Lovat of the 45, the Old Fox

Like an old eagle, Lovat smiles enigmatically from under hooded eyes – complete with 18th century frock coat, wig, breeches, wrinkly stockings, and shoes with silver buckles. This is Lovat as the great cartoonist Hogarth saw him, in the Tower of London. Hogarth’s engraving of Lovat sold out 12 times. So many reprints earned the artist a lot of money. This oil painting is based on the engraving.

Against the odds, Simon Fraser climbed the family tree to become Lord Lovat, chief of Clan Fraser, only to lose it all on the last throw of the dice.

The end of Lovat’s great gamble, 9th April, 1747, was a wet Thursday. The prisoner in the Tower prepared to die. ‘For my part,’ he said, ‘I die a martyr for my country.’ For the British government, Lord Lovat was that most dreaded and despised creature – a rebel, spy, and traitor.

In a life packed with plotting and incident, Lovat became the most notorious double-agent of the age. He was born into a family that fought its way onto the beaches of England with William the Conqueror. The Old Fox became, by turns, a rebel Jacobite conspirator, a loyal British army officer, and government supporter. He spied for the Stuarts and the Hanoverian Kings. Born a Protestant, he converted to Roman Catholicism to follow the Stuarts. Mac Shimidh Mor to his kin (son of the Great Simon), Lord Lovat – somehow – kept ahead of his detractors and charmed his supporters for 60 years. By the 1700s, Lovat Fraser country stretched over 500 square miles – from Inverness, south along Loch Ness, to the Atlantic west coast.

A lace-wristed courtier of kings in London and Paris, at the same time Lovat of the ’45 was a traditional Highland chief, with the power of life and death over his kin. But … he was born to none of this. Born in obscurity, around 1667, Simon Fraser was merely second son of a second son. He should never have been chief. Yet, before he was twenty, a series of untimely deaths propelled him to the top of the family tree.

Lovat’s pocket watch wore to his beheading

Within months, in one of those twists and turns that ruled his fate, he had been accused of raping a marquis’s daughter to accept his hand in marriage, and unjustly juggled out of his inheritance. Was he going to give up, let Murray and Mackenzie predators carve up the Frasers and their hereditary clan lands, and make them disappear for ever? No, he was not. He did what it took to survive, then thrived at the head of his clan from 1715-1745.

July 1745, Bonnie Prince Charlie launched his clan powered odyssey to reclaim the thrones of his ancestors. Charles offered Lovat supreme command of his forces. The prince believed the old chief’s appearance would draw tens of thousands to the Stuart cause. An Old Fox to the end, Lovat hedged his bets. He disliked how the Prince had come so unprepared. ‘Siller [silver] would go far in the Highlands,’ he said, and Charles had come without money, men or arms.

Bonnie Prince Charlie portrait – sent to the Clan Chiefs so they would recognize him

So, Lovat sent out his son with the Fraser kin, and stayed at Castle Dounie himself, loudly lamenting the willful disobedience of children. The Jacobite armies reached Derby, before their ignominious retreat, to defeat at the hands of the government at Culloden.

In The Last Highlander, Sarah Fraser uses the story of Simon Fraser, 11th Lord Lovat’s life to recreate this extraordinary period of history in a gripping adventure and spy story. A 20th century novelist said Lovat was ‘the last and greatest of the old-style Scottish chiefs ’. A fellow Highlander, in 1747, said Lovat lived like a fox, but died like a lion, and, as a Highland chief should – that is, not in his bed.

Lovat’s last letter, written from the Tower

The arc of Lovat’s life shows how defeat at Culloden leads to the death of the traditional Gaelic civilization of the clans.
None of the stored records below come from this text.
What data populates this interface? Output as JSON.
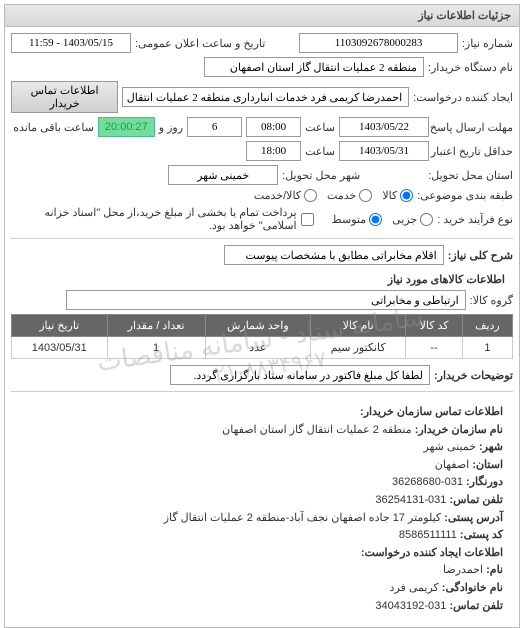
{
  "panel_title": "جزئیات اطلاعات نیاز",
  "fields": {
    "req_number_label": "شماره نیاز:",
    "req_number": "1103092678000283",
    "announce_label": "تاریخ و ساعت اعلان عمومی:",
    "announce_value": "1403/05/15 - 11:59",
    "buyer_label": "نام دستگاه خریدار:",
    "buyer_value": "منطقه 2 عملیات انتقال گاز استان اصفهان",
    "creator_label": "ایجاد کننده درخواست:",
    "creator_value": "احمدرضا کریمی فرد خدمات انبارداری منطقه 2 عملیات انتقال گاز استان اصفهان",
    "contact_btn": "اطلاعات تماس خریدار",
    "deadline_label": "مهلت ارسال پاسخ: تا تاریخ:",
    "deadline_date": "1403/05/22",
    "time_label": "ساعت",
    "deadline_time": "08:00",
    "days_sep": "روز و",
    "days_remain": "6",
    "countdown": "20:00:27",
    "remaining_label": "ساعت باقی مانده",
    "validity_label": "حداقل تاریخ اعتبار قیمت: تا تاریخ:",
    "validity_date": "1403/05/31",
    "validity_time": "18:00",
    "province_label": "استان محل تحویل:",
    "city_label": "شهر محل تحویل:",
    "city_value": "خمینی شهر",
    "category_label": "طبقه بندی موضوعی:",
    "cat_goods": "کالا",
    "cat_service": "خدمت",
    "cat_goods_service": "کالا/خدمت",
    "purchase_type_label": "نوع فرآیند خرید :",
    "pt_small": "جزیی",
    "pt_medium": "متوسط",
    "pt_note": "پرداخت تمام یا بخشی از مبلغ خرید،از محل \"اسناد خزانه اسلامی\" خواهد بود.",
    "desc_label": "شرح کلی نیاز:",
    "desc_value": "اقلام مخابراتی مطابق با مشخصات پیوست",
    "items_title": "اطلاعات کالاهای مورد نیاز",
    "group_label": "گروه کالا:",
    "group_value": "ارتباطی و مخابراتی"
  },
  "table": {
    "headers": [
      "ردیف",
      "کد کالا",
      "نام کالا",
      "واحد شمارش",
      "تعداد / مقدار",
      "تاریخ نیاز"
    ],
    "rows": [
      {
        "c0": "1",
        "c1": "--",
        "c2": "کانکتور سیم",
        "c3": "عدد",
        "c4": "1",
        "c5": "1403/05/31"
      }
    ]
  },
  "buyer_note": {
    "label": "توضیحات خریدار:",
    "value": "لطفا کل مبلغ فاکتور در سامانه ستاد بارگزاری گردد."
  },
  "contact": {
    "title": "اطلاعات تماس سازمان خریدار:",
    "org_label": "نام سازمان خریدار:",
    "org_value": "منطقه 2 عملیات انتقال گاز استان اصفهان",
    "city_label": "شهر:",
    "city_value": "خمینی شهر",
    "province_label": "استان:",
    "province_value": "اصفهان",
    "fax_label": "دورنگار:",
    "fax_value": "031-36268680",
    "phone_label": "تلفن تماس:",
    "phone_value": "031-36254131",
    "address_label": "آدرس پستی:",
    "address_value": "کیلومتر 17 جاده اصفهان نجف آباد-منطقه 2 عملیات انتقال گاز",
    "postal_label": "کد پستی:",
    "postal_value": "8586511111",
    "creator_title": "اطلاعات ایجاد کننده درخواست:",
    "name_label": "نام:",
    "name_value": "احمدرضا",
    "family_label": "نام خانوادگی:",
    "family_value": "کریمی فرد",
    "cphone_label": "تلفن تماس:",
    "cphone_value": "031-34043192"
  },
  "watermark": {
    "line1": "سامانه ستاد - سامانه مناقصات",
    "line2": "۰۲۱-۸۸۳۴۹۶۷"
  }
}
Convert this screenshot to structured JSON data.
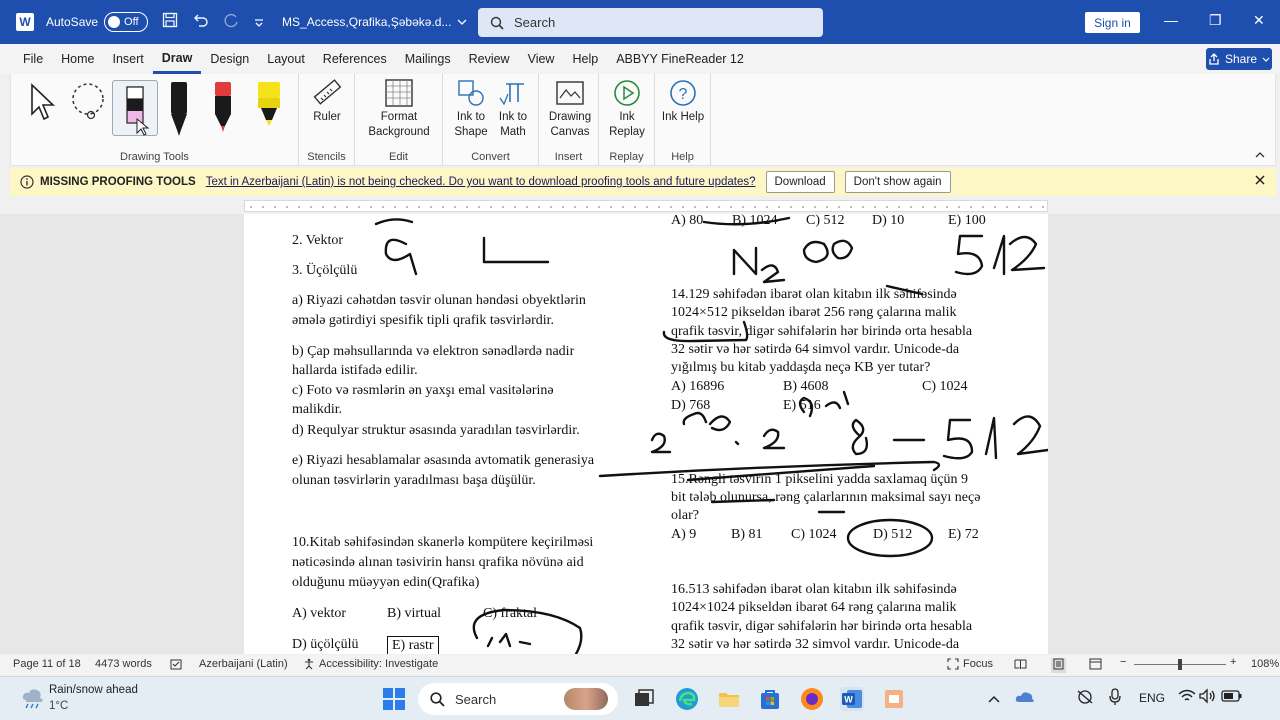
{
  "titlebar": {
    "app_icon": "W",
    "autosave_label": "AutoSave",
    "autosave_state": "Off",
    "doc_title": "MS_Access,Qrafika,Şəbəkə.d...",
    "search_placeholder": "Search",
    "signin_label": "Sign in",
    "minimize_icon": "—",
    "restore_icon": "❐",
    "close_icon": "✕"
  },
  "menu": {
    "tabs": [
      "File",
      "Home",
      "Insert",
      "Draw",
      "Design",
      "Layout",
      "References",
      "Mailings",
      "Review",
      "View",
      "Help",
      "ABBYY FineReader 12"
    ],
    "active_tab": "Draw",
    "share_label": "Share"
  },
  "ribbon": {
    "groups": {
      "drawing_tools": "Drawing Tools",
      "stencils": "Stencils",
      "edit": "Edit",
      "convert": "Convert",
      "insert": "Insert",
      "replay": "Replay",
      "help": "Help"
    },
    "buttons": {
      "ruler": "Ruler",
      "format_background": "Format Background",
      "ink_to_shape": "Ink to Shape",
      "ink_to_math": "Ink to Math",
      "drawing_canvas": "Drawing Canvas",
      "ink_replay": "Ink Replay",
      "ink_help": "Ink Help"
    },
    "pen_colors": [
      "#1a1a1a",
      "#1a1a1a",
      "#e23b3b",
      "#f5e31a"
    ]
  },
  "infobar": {
    "title": "MISSING PROOFING TOOLS",
    "message": "Text in Azerbaijani (Latin) is not being checked. Do you want to download proofing tools and future updates?",
    "download_label": "Download",
    "dont_show_label": "Don't show again"
  },
  "document": {
    "left": [
      "2. Vektor",
      "3. Üçölçülü",
      "a) Riyazi cəhətdən təsvir olunan həndəsi obyektlərin",
      "əmələ gətirdiyi spesifik tipli qrafik təsvirlərdir.",
      "b) Çap məhsullarında və elektron sənədlərdə nadir",
      "hallarda istifadə edilir.",
      "c) Foto və rəsmlərin ən yaxşı emal vasitələrinə",
      "malikdir.",
      "d) Requlyar struktur əsasında yaradılan təsvirlərdir.",
      "e) Riyazi hesablamalar əsasında avtomatik generasiya",
      "olunan təsvirlərin yaradılması başa düşülür.",
      "10.Kitab səhifəsindən skanerlə kompütere keçirilməsi",
      "nəticəsində alınan təsivirin hansı qrafika növünə aid",
      "olduğunu müəyyən edin(Qrafika)"
    ],
    "q10_options": [
      "A) vektor",
      "B) virtual",
      "C) fraktal",
      "D) üçölçülü",
      "E) rastr"
    ],
    "right_top_options": [
      "A) 80",
      "B) 1024",
      "C) 512",
      "D) 10",
      "E) 100"
    ],
    "q14": [
      "14.129 səhifədən ibarət olan kitabın ilk səhifəsində",
      "1024×512 pikseldən ibarət 256 rəng çalarına malik",
      "qrafik təsvir, digər səhifələrin hər birində orta hesabla",
      "32 sətir və hər sətirdə 64 simvol vardır. Unicode-da",
      "yığılmış bu kitab yaddaşda neçə KB yer tutar?"
    ],
    "q14_options": [
      "A) 16896",
      "B) 4608",
      "C) 1024",
      "D) 768",
      "E) 516"
    ],
    "q15": [
      "15.Rəngli təsvirin 1 pikselini yadda saxlamaq üçün 9",
      "bit tələb olunursa, rəng çalarlarının maksimal sayı neçə",
      "olar?"
    ],
    "q15_options": [
      "A) 9",
      "B) 81",
      "C) 1024",
      "D) 512",
      "E) 72"
    ],
    "q16": [
      "16.513 səhifədən ibarət olan kitabın ilk səhifəsində",
      "1024×1024 pikseldən ibarət 64 rəng çalarına malik",
      "qrafik təsvir, digər səhifələrin hər birində orta hesabla",
      "32 sətir və hər sətirdə 32 simvol vardır. Unicode-da"
    ]
  },
  "statusbar": {
    "page": "Page 11 of 18",
    "words": "4473 words",
    "language": "Azerbaijani (Latin)",
    "accessibility": "Accessibility: Investigate",
    "focus": "Focus",
    "zoom": "108%"
  },
  "taskbar": {
    "weather_title": "Rain/snow ahead",
    "weather_temp": "1°C",
    "search_label": "Search",
    "lang": "ENG"
  }
}
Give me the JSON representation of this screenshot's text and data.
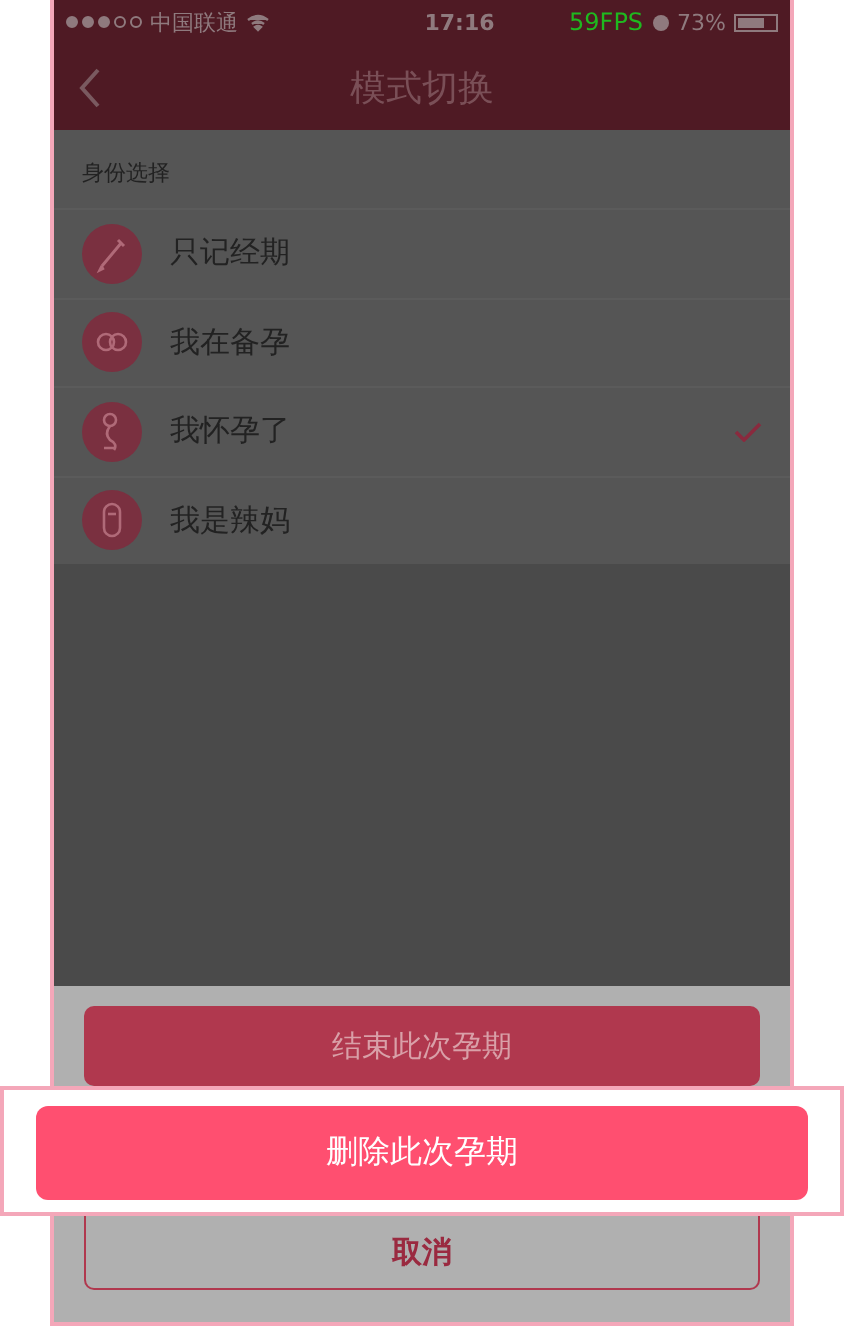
{
  "status_bar": {
    "carrier": "中国联通",
    "time": "17:16",
    "fps": "59FPS",
    "battery": "73%"
  },
  "nav": {
    "title": "模式切换"
  },
  "section": {
    "label": "身份选择"
  },
  "options": [
    {
      "label": "只记经期",
      "kind": "pen",
      "selected": false
    },
    {
      "label": "我在备孕",
      "kind": "rings",
      "selected": false
    },
    {
      "label": "我怀孕了",
      "kind": "figure",
      "selected": true
    },
    {
      "label": "我是辣妈",
      "kind": "bottle",
      "selected": false
    }
  ],
  "sheet": {
    "buttons": [
      {
        "label": "结束此次孕期",
        "kind": "filled"
      },
      {
        "label": "删除此次孕期",
        "kind": "callout"
      },
      {
        "label": "取消",
        "kind": "outline"
      }
    ]
  }
}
Sarah Fraser’s superb book on the 11th Lord Lovat

Fear of the martial spirit of independent minded clansmen, led to a policy of ethnic cleansing that more than one historian has called ‘genocide’. The government ‘pacified’ the Highlands once and for all. The aftermath of Culloden anticipated the Clearances, when desperation forced so many Frasers to leave for America and Canada.